Notwithstanding the many benefits that come with onboarding a board of advisors, you should only bring them on if you are going to listen to their feedback. If you’re just looking to retain positive feedback while dismissing advice that potentially challenges your ideas, you’ll be wasting everyone’s time, including your own.
- Advisors will ask critical questions and challenge ideas: Consider the following scenario. You have a great business development idea and your co-founders and the team is pumped by the possibility. Who is tempering the enthusiasm? Who is there asking critical questions or challenging the business pipeline? If the answer to this is “no one besides the leadership team,” these ideas can become circular, unfeasible, and unchecked. Outside advisors who care about your idea can help sharpen your thought process and help fill the gaps in your business strategy. These are people who are willing to ask critical questions and offer complementary skills to the founders. This results in diversity of opinions.

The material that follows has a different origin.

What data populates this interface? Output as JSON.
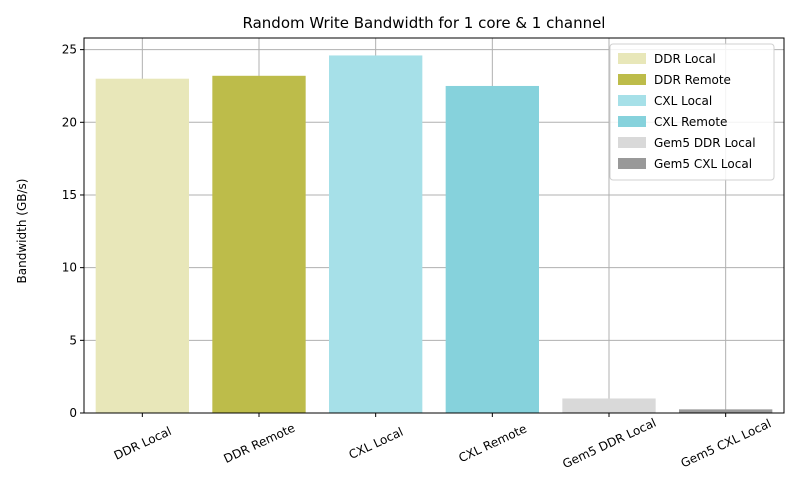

- Advisors can help you build connections and relationships outside the entrepreneur world: Founders are often surrounded by other founders. Advisors have years of experience under their belt and in addition to providing an outside perspective, they can connect you to people outside your industry. For example, student-led startups can leverage their relationship with outside investors and meet experienced entrepreneurs, venture capitalists, and industry experts. Establishing common relationships through outside advisors will broaden your network.
- Startups need outside investors for future capital raising: Post angel investor and seed rounds, third party investors will look to see whether a startup has a few outside advisors, often in the form of an advisory board. If a startup has outside investors who have specific industry experience and seems invested in the company, it can serve as a market validation to potential investors. Further, outside investors can help you prepare for robust business milestones and successfully pitch to get more capital. They can also help you weigh in your funding options, evaluate growth plans, and carry your company forward.
- Advisory Board vs. Board of Directors: The board of directors is the central governing body for your startup. For small startups, founders serve as directors and don’t consider bringing in outside board members until the company took on significant investment. As previously discussed, the board of directors is legally bound to the business and therefore has a more serious engagement, because they carry potential liability associated with being part of that board. The board of directors has legally defined responsibility and is governed by the corporation’s bylaws; since directors are elected for established terms they are more difficult to remove. In contrast, a board of advisors can be more informal and flexible. It’s essentially a team of people appointed to guide and counsel founders and their startup. The board of advisors has no fiduciary duty to the company and because they carry less liability than directors, less compensation is required to retain an advisor.